I am trying to extract a dataset from some (large) text files. Basically, each line looks something like this:
2011-12-09 18:20:55, ABC.EXE[3b78], The rest of the line...
I would like to get the date and bit between curly braces (process id) and then compile the table. The second stage of the task is to group this table so that I get the earliest date for each process identifier, in fact giving me the date and time of the first log entry to one process identifier, which, we hope, will approach the start time of this process instance.
What I have so far (split on another line for readability)
gci -filter *.log -r | select-string '(\d{4}-\d{2}-\d{2} \d{2}:\d{2}:\d{2}), ABC.EXE\[(.{4})' | % { $_.matches } | % { $_.groups } | % { $_.value }
spills out grips. I would like to ignore the first capture and combine the second and third in one line.
Help? You are welcome?
Edit: DOH! I can not answer my question. So that...

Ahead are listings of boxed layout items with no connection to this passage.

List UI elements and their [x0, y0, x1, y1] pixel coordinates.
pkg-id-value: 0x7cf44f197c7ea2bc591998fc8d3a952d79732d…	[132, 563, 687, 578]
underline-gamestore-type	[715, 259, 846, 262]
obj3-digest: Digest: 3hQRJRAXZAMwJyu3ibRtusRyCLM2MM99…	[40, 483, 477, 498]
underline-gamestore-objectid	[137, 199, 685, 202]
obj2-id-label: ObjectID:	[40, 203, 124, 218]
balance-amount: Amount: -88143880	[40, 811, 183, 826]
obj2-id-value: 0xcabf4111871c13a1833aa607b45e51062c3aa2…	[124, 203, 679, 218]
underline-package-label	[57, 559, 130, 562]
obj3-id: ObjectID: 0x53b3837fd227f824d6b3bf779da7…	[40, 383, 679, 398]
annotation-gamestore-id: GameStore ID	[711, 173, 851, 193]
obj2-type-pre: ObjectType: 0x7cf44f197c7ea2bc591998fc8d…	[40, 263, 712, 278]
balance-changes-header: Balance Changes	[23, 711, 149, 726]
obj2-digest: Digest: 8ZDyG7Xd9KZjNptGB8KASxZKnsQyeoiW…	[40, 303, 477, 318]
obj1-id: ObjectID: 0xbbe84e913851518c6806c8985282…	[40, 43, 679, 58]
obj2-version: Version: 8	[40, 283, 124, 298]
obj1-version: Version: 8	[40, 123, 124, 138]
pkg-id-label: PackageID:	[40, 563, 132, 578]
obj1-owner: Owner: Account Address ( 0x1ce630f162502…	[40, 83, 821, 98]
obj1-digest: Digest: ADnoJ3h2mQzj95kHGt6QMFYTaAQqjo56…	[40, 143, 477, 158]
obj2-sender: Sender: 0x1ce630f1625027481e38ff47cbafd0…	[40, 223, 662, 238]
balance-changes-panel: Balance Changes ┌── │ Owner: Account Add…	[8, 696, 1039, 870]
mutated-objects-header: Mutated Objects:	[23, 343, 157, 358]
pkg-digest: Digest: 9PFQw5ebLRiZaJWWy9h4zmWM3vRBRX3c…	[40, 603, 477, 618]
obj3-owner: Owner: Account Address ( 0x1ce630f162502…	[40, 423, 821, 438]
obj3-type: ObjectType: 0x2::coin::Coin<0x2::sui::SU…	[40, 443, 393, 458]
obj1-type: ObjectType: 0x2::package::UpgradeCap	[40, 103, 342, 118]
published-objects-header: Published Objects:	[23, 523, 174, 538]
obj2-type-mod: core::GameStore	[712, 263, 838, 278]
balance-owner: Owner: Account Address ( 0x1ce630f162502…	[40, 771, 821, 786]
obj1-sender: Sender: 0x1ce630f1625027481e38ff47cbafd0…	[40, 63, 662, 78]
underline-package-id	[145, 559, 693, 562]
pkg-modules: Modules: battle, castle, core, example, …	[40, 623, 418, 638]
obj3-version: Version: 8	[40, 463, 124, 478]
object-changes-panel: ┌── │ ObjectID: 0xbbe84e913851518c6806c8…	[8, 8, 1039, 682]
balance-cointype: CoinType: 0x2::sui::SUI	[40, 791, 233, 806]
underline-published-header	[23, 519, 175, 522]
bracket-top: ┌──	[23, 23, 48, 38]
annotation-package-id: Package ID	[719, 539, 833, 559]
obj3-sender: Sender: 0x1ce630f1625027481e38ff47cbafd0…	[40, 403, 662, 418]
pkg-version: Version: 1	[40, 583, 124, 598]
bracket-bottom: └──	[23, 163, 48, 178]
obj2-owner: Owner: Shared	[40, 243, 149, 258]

OK, I think I'm on the right track. The SO here question helped me get the individual parts that I wanted, namely:
$_.matches[0].groups[1].value, $_.matches[0].groups[2].value
Then, the MSDN article here shows how to “group” bits into an object, which allows you to group / sort / manipulate. Final result
gci -filter *.log | select-string '(\d{4}-\d{2}-\d{2} \d{2}:\d{2}:\d{2}), ABC.EXE\[(.{4})' | % { new-object object | add-member NoteProperty Name $_.matches[0].groups[1].value -passthru | add-member NoteProperty PId $_.matches[0].groups[2].value -passthru }
Pretty dirty, so if anyone knows a cleaner way to do this, please let me know.